Birazoku.com sitesinde de kitapların ilk sayfalarından biraz okuyabilir, satın almadan önce fikir sahibi olabilirsiniz. Devamı »

Yazar ya da yayınevi iseniz kitaplarınızı ücretsiz yükleyin!

El Greco’ya Mektuplar
El Greco’ya Mektuplar

El Greco’ya Mektuplar

Nikos Kazancakis

Hafızamdan hatırlamasını istiyorum, hayatımı havadan toparlıyorum, generalin karşısındaki asker gibi dimdik duruyor ve El Greco’ya mektuplar yazıyorum; çünkü aynı Girit toprağından yoğrulduk, yaşayan ya…

Hafızamdan hatırlamasını istiyorum, hayatımı havadan toparlıyorum, generalin karşısındaki asker gibi dimdik duruyor ve El Greco’ya mektuplar yazıyorum; çünkü aynı Girit toprağından yoğrulduk, yaşayan ya da yaşamış olan tüm mücadeleciler içinde beni en iyi o anlayabilir. Kendisi de taşların üzerinde aynı kırmızı izi bırakmadı mı?Zorba, Yeniden Çarmıha Gerilen İsa, Kardeş Kavgası, Kaptan Mihalis, Günaha Son Çağrı gibi yapıtlarıyla 20. yüzyılın yalnızca yazınsal açıdan değil, düşünsel yönden de en etkileyici yazarlarından biri sayılan Nikos Kazancakis’in büyük anlatısı El Greco’ya Mektuplar, yazarın “ruhsal otobiyografi”sidir. Kazancakis, kendisi gibi Giritli olan ünlü Rönesans ressamı El Greco’ya yazılmış mektuplar biçiminde kaleme aldığı kitabında, yaşamı boyunca izini sürdüğü düşünsel, ruhsal ve ahlaksal yolculuğu anlatır. Gerçekle kurmacanın iç içe geçtiği bu kitap, insan varoluşunun anlamını ve anlamsızlığını sorgular.

Yazarın Notu

El Greco’ya Mektuplar bir yaşamöyküsü değildir. Yaşamımın sadece benim için, göreceli bir değeri vardır, başka kimse için yoktur. Kabul ettiğim tek değer, insanın bir basamaktan ötekine tırmanmak için gösterdiği çaba sonucu azminin ve gücünün elverdiği en üst noktaya varmasıdır. Benim keyfî olarak “Giritli bakışı” adını verdiğim nokta. Yani sen okuyucu, bu sayfalarda benim insanlar, acılar ve fikirler arasında izlediğim yolu gösteren, kanımla çizdiğim kırmızı çizgiyi bulacaksın. İnsanoğlu denmeyi hak eden herkes haçını omuzlar ve kendi Golgota’sına tırmanmaya başlar. Birçoğu, genellikle birinci basamağa, ikinci basamağa varır, solur, yolun ortasına yığılır ve Golgota’ya, yani görev yığınının tepesine, çarmıha gerileceği, yeniden doğacağı ve ruhunun kurtulacağı noktaya ulaşamaz.
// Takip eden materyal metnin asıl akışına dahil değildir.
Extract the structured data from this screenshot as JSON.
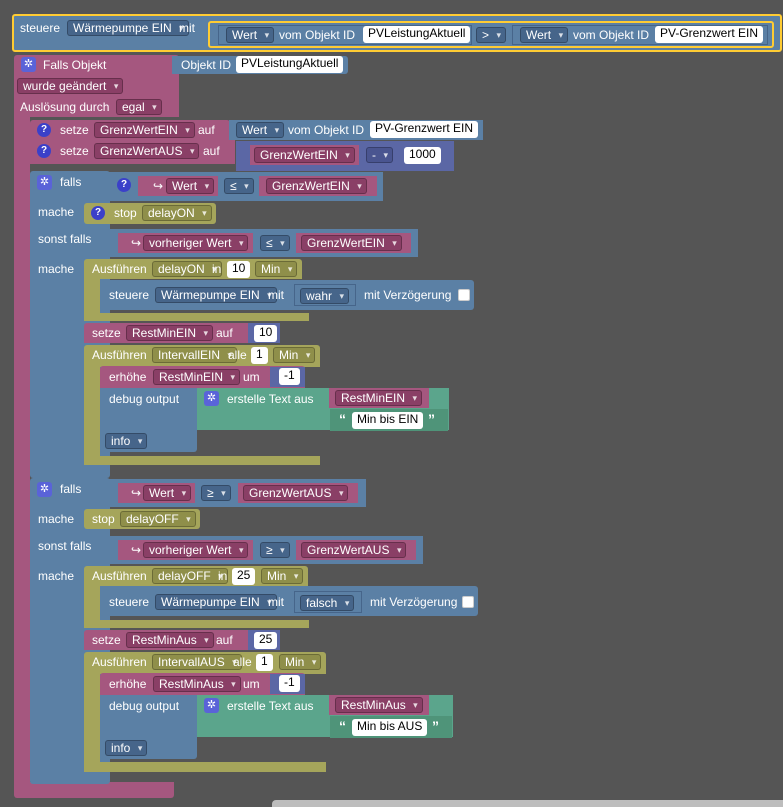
{
  "procedure": {
    "label": "steuere",
    "name": "Wärmepumpe EIN",
    "with": "mit",
    "left_attr": "Wert",
    "of_object": "vom Objekt ID",
    "left_id": "PVLeistungAktuell",
    "operator": ">",
    "right_attr": "Wert",
    "right_id": "PV-Grenzwert EIN"
  },
  "trigger": {
    "label": "Falls Objekt",
    "object_label": "Objekt ID",
    "object_id": "PVLeistungAktuell",
    "condition": "wurde geändert",
    "trigger_label": "Auslösung durch",
    "trigger_value": "egal"
  },
  "set_ein": {
    "label": "setze",
    "var": "GrenzWertEIN",
    "to": "auf",
    "attr": "Wert",
    "of_object": "vom Objekt ID",
    "id": "PV-Grenzwert EIN"
  },
  "set_aus": {
    "label": "setze",
    "var": "GrenzWertAUS",
    "to": "auf",
    "operand_var": "GrenzWertEIN",
    "operator": "-",
    "number": "1000"
  },
  "if1": {
    "if_label": "falls",
    "do_label": "mache",
    "elseif_label": "sonst falls",
    "cond_attr": "Wert",
    "cond_op": "≤",
    "cond_var": "GrenzWertEIN",
    "stop_label": "stop",
    "stop_var": "delayON",
    "elseif_attr": "vorheriger Wert",
    "elseif_op": "≤",
    "elseif_var": "GrenzWertEIN",
    "timeout_label": "Ausführen",
    "timeout_var": "delayON",
    "in_label": "in",
    "timeout_num": "10",
    "timeout_unit": "Min",
    "call_label": "steuere",
    "call_name": "Wärmepumpe EIN",
    "call_with": "mit",
    "call_value": "wahr",
    "delay_label": "mit Verzögerung",
    "set_label": "setze",
    "set_var": "RestMinEIN",
    "set_to": "auf",
    "set_num": "10",
    "interval_label": "Ausführen",
    "interval_var": "IntervallEIN",
    "every_label": "alle",
    "interval_num": "1",
    "interval_unit": "Min",
    "inc_label": "erhöhe",
    "inc_var": "RestMinEIN",
    "inc_by": "um",
    "inc_num": "-1",
    "debug_label": "debug output",
    "text_label": "erstelle Text aus",
    "text_var": "RestMinEIN",
    "text_str": "Min bis EIN",
    "level": "info"
  },
  "if2": {
    "if_label": "falls",
    "do_label": "mache",
    "elseif_label": "sonst falls",
    "cond_attr": "Wert",
    "cond_op": "≥",
    "cond_var": "GrenzWertAUS",
    "stop_label": "stop",
    "stop_var": "delayOFF",
    "elseif_attr": "vorheriger Wert",
    "elseif_op": "≥",
    "elseif_var": "GrenzWertAUS",
    "timeout_label": "Ausführen",
    "timeout_var": "delayOFF",
    "in_label": "in",
    "timeout_num": "25",
    "timeout_unit": "Min",
    "call_label": "steuere",
    "call_name": "Wärmepumpe EIN",
    "call_with": "mit",
    "call_value": "falsch",
    "delay_label": "mit Verzögerung",
    "set_label": "setze",
    "set_var": "RestMinAus",
    "set_to": "auf",
    "set_num": "25",
    "interval_label": "Ausführen",
    "interval_var": "IntervallAUS",
    "every_label": "alle",
    "interval_num": "1",
    "interval_unit": "Min",
    "inc_label": "erhöhe",
    "inc_var": "RestMinAus",
    "inc_by": "um",
    "inc_num": "-1",
    "debug_label": "debug output",
    "text_label": "erstelle Text aus",
    "text_var": "RestMinAus",
    "text_str": "Min bis AUS",
    "level": "info"
  },
  "icons": {
    "gear": "gear-icon",
    "help": "question-icon",
    "arrow": "return-arrow-icon"
  },
  "colors": {
    "workspace": "#555555",
    "event": "#a5577f",
    "logic": "#5b80a5",
    "timer": "#a5a55b",
    "text": "#5ba58c",
    "math": "#5b67a5",
    "selection": "#fc3"
  }
}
Cesaretini kaybeder, çarmıha gerilmekten korkar ve dirilişe varan tek yolun çarmıha gerilmek olduğunu bilmez. Başka yolu yoktur. Benim yukarı doğru çıkışımda, dört belirleyici basamak olmuştur ve her birinin kutsal birer adı vardır: İsa, Buda, Lenin, Odysseus. Bu büyük ruhların birinden ötekine doğru yaptığım kanlı yolculuk, bu seyahati yaparken işaret etmeye çalıştığım şeydir tam da; güneş batmak üzere, yüreği ağzında bir adam kaderinin sert, kayalık dağlarını tırmanıyor. Ruhumun tümü bir çığlık ve uğraşımın tümü bu çığlığı yorumlamak. Hayatım boyunca, yalnız bir kelime bana acı çektirmiş ve beni aşka getirmiştir: tırmanma. Ben bu tırmanışı burada, gerçek ve hayalle karışık bir biçimde sunmak istiyorum…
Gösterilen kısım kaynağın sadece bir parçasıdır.